Indonesia menyepakati pembukaan impor pakaian bekas yang telah dicacah dari Amerika Serikat melalui perjanjian dagang The Agreement on Reciprocal Trade yang ditandatangani pada 19 Februari. Dalam kesepakatan tersebut, impor worn shredded clothing (SWC) ditujukan sebagai bahan baku industri daur ulang tekstil, seperti kain perca dan benang daur ulang. Pemerintah menyatakan bahwa bahan tersebut akan langsung diserap oleh industri dalam negeri dan tidak akan dipasarkan kembali sebagai pakaian bekas. Kebijakan ini diharapkan dapat mendorong sirkularitas dalam industri tekstil daur ulang serta memperkuat pasokan bahan baku bagi sektor industri terkait di Indonesia.
Namun, kebijakan ini juga menimbulkan pertanyaan mengenai kesiapan Indonesia dalam menangani limbah tekstil, mengingat pengelolaan limbah domestik masih terbatas.
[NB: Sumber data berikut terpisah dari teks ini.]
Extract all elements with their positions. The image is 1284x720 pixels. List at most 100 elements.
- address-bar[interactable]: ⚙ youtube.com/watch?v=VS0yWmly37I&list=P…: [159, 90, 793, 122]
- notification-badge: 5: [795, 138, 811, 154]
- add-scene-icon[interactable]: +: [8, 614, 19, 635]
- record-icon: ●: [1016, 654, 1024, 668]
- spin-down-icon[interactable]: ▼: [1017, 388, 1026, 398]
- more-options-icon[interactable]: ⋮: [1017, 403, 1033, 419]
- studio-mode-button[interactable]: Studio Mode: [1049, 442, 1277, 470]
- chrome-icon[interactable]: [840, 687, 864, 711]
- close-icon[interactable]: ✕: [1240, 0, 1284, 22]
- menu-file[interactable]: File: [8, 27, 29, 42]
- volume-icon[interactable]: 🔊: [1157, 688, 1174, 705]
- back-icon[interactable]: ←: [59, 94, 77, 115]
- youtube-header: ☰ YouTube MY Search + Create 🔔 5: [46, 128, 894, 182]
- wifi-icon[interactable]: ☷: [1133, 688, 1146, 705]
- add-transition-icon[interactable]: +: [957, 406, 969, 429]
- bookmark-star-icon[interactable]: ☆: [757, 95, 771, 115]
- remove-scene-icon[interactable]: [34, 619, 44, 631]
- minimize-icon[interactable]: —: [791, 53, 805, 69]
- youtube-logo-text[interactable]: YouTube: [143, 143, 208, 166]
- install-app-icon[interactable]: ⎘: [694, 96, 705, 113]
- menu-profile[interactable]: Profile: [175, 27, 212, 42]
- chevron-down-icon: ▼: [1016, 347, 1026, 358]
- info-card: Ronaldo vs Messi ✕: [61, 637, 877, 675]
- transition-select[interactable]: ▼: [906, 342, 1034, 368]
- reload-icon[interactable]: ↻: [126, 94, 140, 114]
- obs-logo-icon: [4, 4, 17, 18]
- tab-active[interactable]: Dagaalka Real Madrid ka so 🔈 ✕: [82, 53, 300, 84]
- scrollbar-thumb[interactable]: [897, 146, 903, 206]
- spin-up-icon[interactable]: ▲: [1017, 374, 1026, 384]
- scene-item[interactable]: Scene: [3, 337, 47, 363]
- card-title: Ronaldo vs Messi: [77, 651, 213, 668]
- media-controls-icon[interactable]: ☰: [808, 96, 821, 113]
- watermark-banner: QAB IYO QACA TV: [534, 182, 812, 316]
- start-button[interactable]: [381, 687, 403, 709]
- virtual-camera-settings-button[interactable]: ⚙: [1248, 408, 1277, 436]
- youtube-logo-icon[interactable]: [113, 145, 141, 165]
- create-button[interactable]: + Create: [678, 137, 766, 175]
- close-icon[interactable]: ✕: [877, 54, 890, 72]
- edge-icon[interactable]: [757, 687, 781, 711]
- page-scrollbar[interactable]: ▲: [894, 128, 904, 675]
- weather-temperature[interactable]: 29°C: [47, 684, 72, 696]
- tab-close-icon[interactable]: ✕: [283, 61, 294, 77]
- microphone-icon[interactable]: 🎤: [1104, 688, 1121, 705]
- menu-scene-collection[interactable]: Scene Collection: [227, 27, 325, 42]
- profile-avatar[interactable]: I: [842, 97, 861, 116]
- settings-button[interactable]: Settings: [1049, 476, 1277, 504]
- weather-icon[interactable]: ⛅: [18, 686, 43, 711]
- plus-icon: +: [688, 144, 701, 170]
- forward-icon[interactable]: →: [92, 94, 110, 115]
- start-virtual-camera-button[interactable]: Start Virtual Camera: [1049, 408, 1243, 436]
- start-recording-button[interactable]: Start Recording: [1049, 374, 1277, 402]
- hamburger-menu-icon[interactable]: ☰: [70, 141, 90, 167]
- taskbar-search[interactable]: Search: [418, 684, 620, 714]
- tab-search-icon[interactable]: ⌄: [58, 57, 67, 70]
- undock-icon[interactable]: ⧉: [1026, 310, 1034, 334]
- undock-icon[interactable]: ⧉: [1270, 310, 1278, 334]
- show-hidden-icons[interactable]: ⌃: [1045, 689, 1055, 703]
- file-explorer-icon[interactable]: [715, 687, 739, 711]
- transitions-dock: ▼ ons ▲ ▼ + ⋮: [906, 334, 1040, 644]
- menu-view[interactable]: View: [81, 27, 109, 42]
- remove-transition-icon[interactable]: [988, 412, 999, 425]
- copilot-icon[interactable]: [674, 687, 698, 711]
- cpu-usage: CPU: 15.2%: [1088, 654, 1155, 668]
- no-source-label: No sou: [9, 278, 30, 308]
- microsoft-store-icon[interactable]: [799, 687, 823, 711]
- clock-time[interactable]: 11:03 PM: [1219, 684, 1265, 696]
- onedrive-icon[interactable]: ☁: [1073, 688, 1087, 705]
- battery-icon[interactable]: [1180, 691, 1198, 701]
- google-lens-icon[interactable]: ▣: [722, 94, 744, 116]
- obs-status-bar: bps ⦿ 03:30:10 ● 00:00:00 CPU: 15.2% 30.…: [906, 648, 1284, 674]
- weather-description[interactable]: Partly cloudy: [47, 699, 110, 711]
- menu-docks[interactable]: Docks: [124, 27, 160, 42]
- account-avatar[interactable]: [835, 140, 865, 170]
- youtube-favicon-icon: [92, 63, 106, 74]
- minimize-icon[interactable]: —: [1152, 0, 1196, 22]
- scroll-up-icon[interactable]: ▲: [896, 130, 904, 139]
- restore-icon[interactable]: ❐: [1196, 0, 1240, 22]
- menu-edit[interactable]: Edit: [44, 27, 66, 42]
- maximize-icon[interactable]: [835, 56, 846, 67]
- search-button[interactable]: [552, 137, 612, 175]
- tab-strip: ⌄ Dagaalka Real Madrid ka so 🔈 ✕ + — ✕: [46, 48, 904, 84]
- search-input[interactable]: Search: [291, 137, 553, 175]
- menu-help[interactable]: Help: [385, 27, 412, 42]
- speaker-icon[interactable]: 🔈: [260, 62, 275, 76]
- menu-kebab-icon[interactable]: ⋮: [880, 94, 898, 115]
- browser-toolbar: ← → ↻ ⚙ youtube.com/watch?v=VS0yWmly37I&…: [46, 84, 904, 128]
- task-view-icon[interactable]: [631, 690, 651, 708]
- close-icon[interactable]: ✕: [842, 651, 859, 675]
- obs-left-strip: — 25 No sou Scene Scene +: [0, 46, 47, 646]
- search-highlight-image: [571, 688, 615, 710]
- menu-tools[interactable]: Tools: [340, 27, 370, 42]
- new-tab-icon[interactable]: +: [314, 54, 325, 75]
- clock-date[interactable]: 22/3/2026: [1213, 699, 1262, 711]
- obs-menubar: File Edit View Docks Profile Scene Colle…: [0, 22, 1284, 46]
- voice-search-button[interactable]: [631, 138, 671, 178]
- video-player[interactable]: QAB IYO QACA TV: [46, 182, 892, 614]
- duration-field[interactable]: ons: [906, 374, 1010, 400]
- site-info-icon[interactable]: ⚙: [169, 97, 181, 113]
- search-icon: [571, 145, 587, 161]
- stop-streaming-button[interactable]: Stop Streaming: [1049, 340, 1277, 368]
Data Kementerian Lingkungan Hidup menunjukkan Indonesia menghasilkan sekitar 2,3 juta ton limbah tekstil pada 2021, tetapi hanya sekitar 0,3 juta ton yang berhasil didaur ulang. Di sisi lain, Amerika Serikat menghasilkan sekitar 17,03 juta ton limbah tekstil pada 2018, dengan tingkat daur ulang hanya sekitar 14,7 persen. Besarnya volume limbah tekstil tersebut menunjukkan bahwa sebagian besar masih memerlukan pengolahan lebih lanjut, sehingga potensi ekspor limbah tekstil ke negara lain, termasuk Indonesia, menjadi isu penting dalam tata kelola limbah global dan industri tekstil berkelanjutan.